God I hope like hell that this next generation doesn't screw things up as badly as the last one did . . .


  1. Kim -

    I think the next generation will be OK.... He did do the right thing.

    With that being said, I'm glad you didn't have a heart attack....

    And I think it might be time for you and your family to take a Colorado vacation soon.

    Good luck in the New Year....


  2. What a well written story. Mahalo, Jackie

  3. just a quick thought on the shoes.... if you have access to a really good shoe maker... i have found that sometimes if the heal is lowered even a half inch it can change a pair of boots i have from the 3 hour hour "oh the ball of my foot hurts even with a pad added to to the shoe" to the "it's comfortable all day". a good shoe maker will be able to determine if it can be done with a particular shoe in question.

    also pumps are not bad in looks...

    also if you have a dots store locally they have expanded their boots line and have some great deals on them also they can be returned at any time for any reason.
    i am sorry for the loss of your step dad as well as the battle he lost along with price he paid in serving his county.
    our thoughts are with you.

  4. OH Wow The Life & Time,s of Kimberly, Such a wounder full Blog, & Story,s of your Living Life,as well as the Dead & New family,s too, Yes we all have Trial,s & Tribulation,s to be sad & Proud of too, & Your a Good writer too so it just Flow,s, i Loved Reading it all too hug,s Kiss,s & You Do Look Gorgeous in that Photo & Outfit too hug,s Kiss,s a Feminine friend Roberta

  5. What a tremendously heart filling blog this is. I understand hoping for a better generation for the future, but, alas, I was the only "son" and I had no boys to carry on the name. I am the last Flettshock, unless there is one in Germany I don't know about. I find this both sad and because of a passed down alcohol, and with me drug problem, along with the trans direction that I've taken, grateful that the name stops with me.
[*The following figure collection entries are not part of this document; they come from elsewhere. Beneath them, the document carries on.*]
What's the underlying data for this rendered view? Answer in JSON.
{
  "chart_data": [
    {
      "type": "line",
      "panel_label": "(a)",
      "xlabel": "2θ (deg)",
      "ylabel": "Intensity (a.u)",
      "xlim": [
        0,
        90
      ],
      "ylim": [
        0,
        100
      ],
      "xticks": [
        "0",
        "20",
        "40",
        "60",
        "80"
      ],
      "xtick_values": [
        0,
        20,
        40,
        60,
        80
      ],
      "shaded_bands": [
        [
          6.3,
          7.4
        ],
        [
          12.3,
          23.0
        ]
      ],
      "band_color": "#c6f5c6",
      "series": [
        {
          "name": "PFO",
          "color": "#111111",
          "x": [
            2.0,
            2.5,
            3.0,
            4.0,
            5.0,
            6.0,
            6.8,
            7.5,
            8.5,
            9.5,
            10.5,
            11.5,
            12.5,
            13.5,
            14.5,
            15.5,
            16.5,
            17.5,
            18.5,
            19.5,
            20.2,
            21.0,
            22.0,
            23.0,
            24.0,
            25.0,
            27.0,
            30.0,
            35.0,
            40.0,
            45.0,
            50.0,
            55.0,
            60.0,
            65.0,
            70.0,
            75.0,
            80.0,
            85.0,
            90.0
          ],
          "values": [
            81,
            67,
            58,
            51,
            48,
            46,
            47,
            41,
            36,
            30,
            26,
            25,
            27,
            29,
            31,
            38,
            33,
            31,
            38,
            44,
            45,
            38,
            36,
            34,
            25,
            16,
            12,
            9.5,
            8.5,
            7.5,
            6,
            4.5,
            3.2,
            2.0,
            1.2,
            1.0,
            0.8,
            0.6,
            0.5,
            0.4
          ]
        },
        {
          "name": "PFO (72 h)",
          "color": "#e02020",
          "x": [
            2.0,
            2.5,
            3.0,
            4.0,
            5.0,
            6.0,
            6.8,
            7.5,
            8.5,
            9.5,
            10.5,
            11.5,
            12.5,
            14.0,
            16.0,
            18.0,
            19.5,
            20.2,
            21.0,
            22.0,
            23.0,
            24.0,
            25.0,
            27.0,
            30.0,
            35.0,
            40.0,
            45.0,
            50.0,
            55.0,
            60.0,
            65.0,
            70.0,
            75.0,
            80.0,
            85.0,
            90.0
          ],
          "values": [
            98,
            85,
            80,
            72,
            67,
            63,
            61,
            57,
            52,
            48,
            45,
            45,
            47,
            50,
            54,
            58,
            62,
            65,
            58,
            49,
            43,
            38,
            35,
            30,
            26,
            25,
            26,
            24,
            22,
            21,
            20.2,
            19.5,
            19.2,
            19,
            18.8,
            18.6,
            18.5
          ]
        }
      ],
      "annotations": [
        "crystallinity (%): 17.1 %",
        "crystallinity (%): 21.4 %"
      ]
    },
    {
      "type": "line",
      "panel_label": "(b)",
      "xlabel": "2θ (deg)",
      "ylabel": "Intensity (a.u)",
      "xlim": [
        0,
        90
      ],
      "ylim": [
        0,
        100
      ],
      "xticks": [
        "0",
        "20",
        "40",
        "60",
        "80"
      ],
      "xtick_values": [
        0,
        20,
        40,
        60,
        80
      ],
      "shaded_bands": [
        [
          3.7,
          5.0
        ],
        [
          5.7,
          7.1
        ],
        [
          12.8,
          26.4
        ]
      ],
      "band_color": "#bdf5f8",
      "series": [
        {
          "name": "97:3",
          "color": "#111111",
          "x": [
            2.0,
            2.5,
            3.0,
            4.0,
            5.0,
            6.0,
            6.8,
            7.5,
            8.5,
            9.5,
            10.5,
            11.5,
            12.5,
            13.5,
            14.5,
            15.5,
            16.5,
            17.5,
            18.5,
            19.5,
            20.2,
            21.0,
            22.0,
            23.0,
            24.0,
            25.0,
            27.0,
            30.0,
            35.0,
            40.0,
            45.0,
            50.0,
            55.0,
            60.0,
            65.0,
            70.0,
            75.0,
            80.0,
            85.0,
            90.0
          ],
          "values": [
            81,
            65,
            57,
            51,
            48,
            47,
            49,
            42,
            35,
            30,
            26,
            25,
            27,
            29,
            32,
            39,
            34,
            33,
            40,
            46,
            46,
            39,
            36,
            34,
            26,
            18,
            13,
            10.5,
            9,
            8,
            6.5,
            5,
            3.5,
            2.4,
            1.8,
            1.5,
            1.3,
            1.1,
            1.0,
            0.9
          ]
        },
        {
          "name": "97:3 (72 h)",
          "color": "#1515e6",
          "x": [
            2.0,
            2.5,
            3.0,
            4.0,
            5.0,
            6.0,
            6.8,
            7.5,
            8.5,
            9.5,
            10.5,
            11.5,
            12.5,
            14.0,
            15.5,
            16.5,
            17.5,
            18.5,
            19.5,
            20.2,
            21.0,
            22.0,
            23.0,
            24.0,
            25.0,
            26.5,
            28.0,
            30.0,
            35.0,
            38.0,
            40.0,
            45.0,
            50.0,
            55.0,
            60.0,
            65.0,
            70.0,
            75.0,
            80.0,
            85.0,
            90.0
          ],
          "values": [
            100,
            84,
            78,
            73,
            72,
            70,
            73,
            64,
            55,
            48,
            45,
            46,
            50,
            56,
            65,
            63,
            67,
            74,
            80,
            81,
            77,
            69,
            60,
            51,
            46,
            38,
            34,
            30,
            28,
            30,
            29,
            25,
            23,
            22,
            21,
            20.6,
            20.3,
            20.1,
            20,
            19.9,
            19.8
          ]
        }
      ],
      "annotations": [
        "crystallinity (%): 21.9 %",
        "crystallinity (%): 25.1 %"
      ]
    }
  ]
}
Yrs. ago I found out purely by accident that I have 3 step-brothers that I have no idea their name is and there is no one left to ask. Maybe a search could be done but I'm of the lazy persuasion! lol ....I thank your step-father for his service, I think your "critters" are adorable, and you are just as pretty in low shoes as you are in your higher ones. In fact, those in the pic are very fitting. Wishes of good things for you and yours are always being sent your way.

  6. Definitely cute "critters"! You can be proud of them. And though I understand your reason for flying drab when your boss was going to be around (I'd do the same thing) there really isn't much chance he'd recognize you, as pretty as you look! (Not that you'd want to take that chance, though!)